Public awareness that libraries lend e-books will play a key role in whether Amazon's digital book business erodes, Barclays said. As it is, relatively few people know about borrowing digital books, although their numbers are growing. A survey last year by the Pew Internet & American Life Project found that 31% of the public was aware that libraries lend e-books, up from 24% in 2011. Only 5% of people actually had checked out a digital book compared with 3% in the prior year, Pew found.
"E-books are becoming more important, and we do expect them to grow going forward," said Christopher Platt, director of the joint technology team for the New York and Brooklyn public libraries. "Digital is not a boutique service. It's part of the future of the library."
The New York Public Library has 84,000 e-book titles available. Of the 11 million books checked out during the nine-month period ending in April, 7.3% were e-books.
One thing the Barclays analyst failed to mention in his report is that Amazon is trying to market itself within libraries. Amazon is among a handful of booksellers that have partnered with OverDrive, a company that supplies libraries with e-book catalogues. People who search a catalogue may see an Amazon "Buy it Now" button if a book, CD, or DVD they want is unavailable. Instead of putting their name on a waiting list, people can simply buy a copy from Amazon and have it shipped to their doorstep.

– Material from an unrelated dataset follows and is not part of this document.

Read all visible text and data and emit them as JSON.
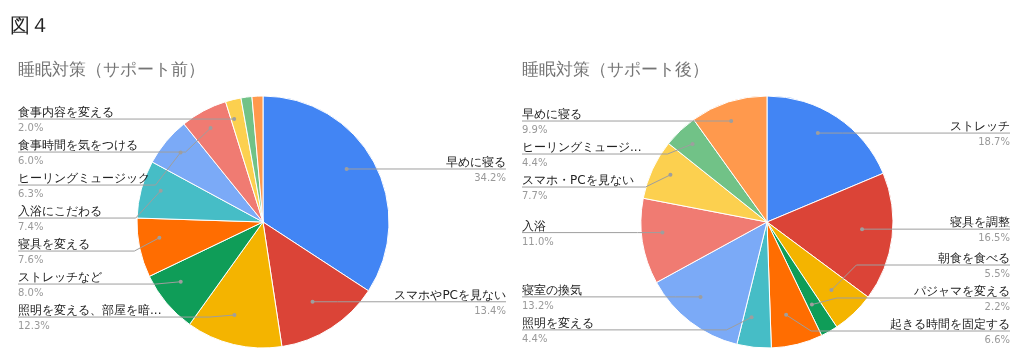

"Amazon is willing to support the community," said Rose Dawson, director of the Alexandria Library, which started connecting its patrons with Amazon a few weeks ago. "It will actually draw more people to them."
Libraries have a financial incentive to play along. For every sale, libraries get a commission of around 10%. It's hard to pass up on the extra money in an era of deep budget cuts. Some libraries like Alexandria's also place an Amazon button on their home pages, which the public can use, in theory, to buy televisions, computers, and cat food in addition to books.
Sales, however, have been modest at the New York Public Library, which has been testing the program for the past year. In addition to Amazon, library patrons can shop at Barnes & Noble and IndieBound. So how much has the library earned from the three retailers? Just $800.